看着那些花花绿绿五颜六色的流流,那时候在小朋友当中自己弹流流儿,真是一个无敌的存在,一米之内几乎百发百中。
在上小学课间休息的时候,男生主要都在玩儿,流流人头像piaji,女生则是跳皮筋儿欻嘎啦,男女生混合玩儿的有八正,八正就是用木棍儿在地上画一个8字形儿的圈,参加游戏的人分成两组,小写的阿拉伯数字8一共有两个圈儿,每组人选择一个圈儿作为自己组的大本营。两组人互相进攻和防守,每组人会在自己的大本营里放一件信物,如果信物被对方抢走,就代表输掉游戏。其实我最喜欢过的是冬天,冬天可以打爬犁,老姑父是一个木匠,在给别人做家具的时候给我做过一个爬犁,那个爬犁的两条腿上,各镶着一根钢筋。?无论是在雪地上还是在冰壶上,都非常快,那个爬犁经常被爸爸征用。他经常用那个爬犁运送粮食或者柴火。
初一一个学期还没过去,曾经的小学同学就有一半以上已经辍学。三组和8组的界限划分的很明确,如果不是有极为特殊的情况,我几乎是从不去三组的,那些不上中学了的,曾经的小学同学,可能以后连见面的机会都没有。
大爷家的堂姐比我大两岁,我读初一的时候,她正好读初三。大爷是采购部的经理大娘在供销社卖毛线,那时候正好流行麻海毛,织的毛衣和毛裤。
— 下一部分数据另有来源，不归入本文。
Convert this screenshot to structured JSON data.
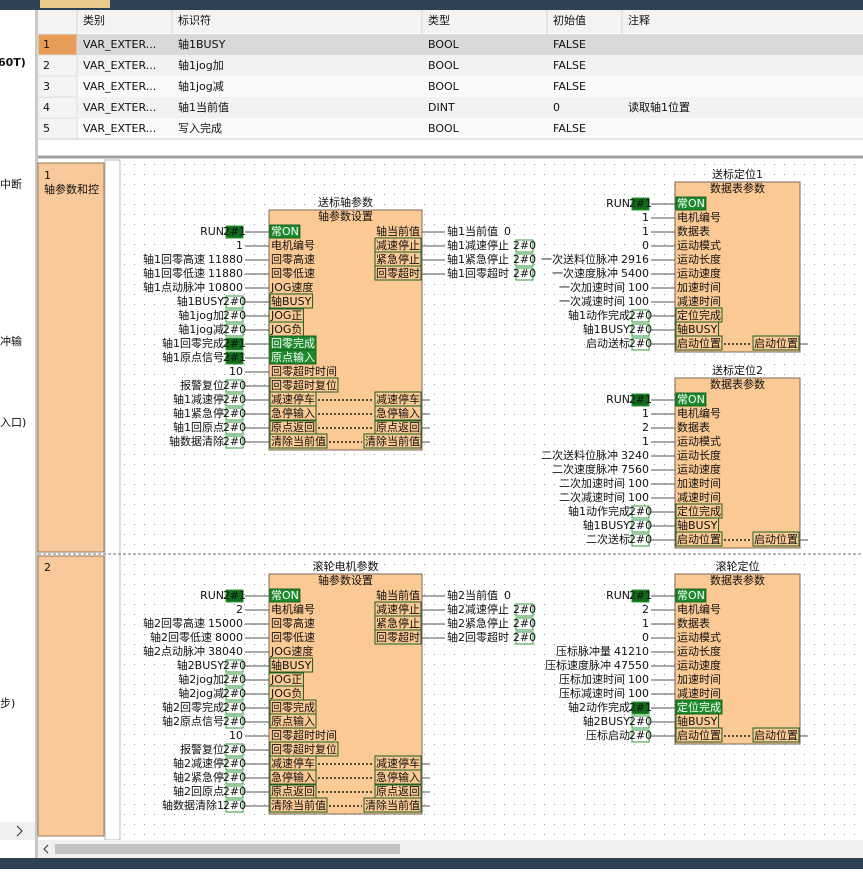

在镇子里大爷家的条件算是上等的,所以唐姐穿的比较洋气,中学里堂姐是唯一一个带着变色近视镜的学生,那年堂姐十六七岁,正好刚刚发育,堂姐的性格又是非常开朗,所以那时候追求堂姐的男生很多。时间长了,追求堂姐的男生,知道我与堂姐的关系,他们都用了曲线救国的招式。也正是沾了堂姐的光,我结束了被抢的日子。
大爷家盖了新房子,6间新瓦房,外面的墙面上贴满了马赛克,看着那满墙的马赛克,我真有一种上去全都抠下来的冲动,在沟里上小学的时候马赛克也是我们非常紧俏的玩具。上初二的时候,我就被迫搬到了大爷家和堂哥一个屋住,堂姐已经考上了县一中。
我只记得那是一个冬天的下午,是一个星期一。班主任进班级说外面有人找我,我走出班级,看到妈妈站在走廊上,妈妈看到我让我收拾书包,跟她一起回奶奶家,说是已经帮我请完假,我问怎么了,妈妈说奶奶去世了。对于奶奶的离世,我并不是太伤心,我只是有些惊讶,今天是星期一,正是红星镇的大集l,大娘在供销社卖毛线,生意非常火爆,每到星l期一的时候,奶奶都会去帮大娘忙活。中午放学回奶奶家吃午饭的时候,我还看到奶奶在大娘的毛线摊儿,帮人撑毛线。我和妈妈一起走进奶奶家所在的胡同的时候,看到奶奶家的大门口挂着一长串儿的黄纸,房屋顶上的大喇叭里传出哀乐,院子里的电刨子正在嗡嗡作响,小姑父在那忙活着赶至棺材。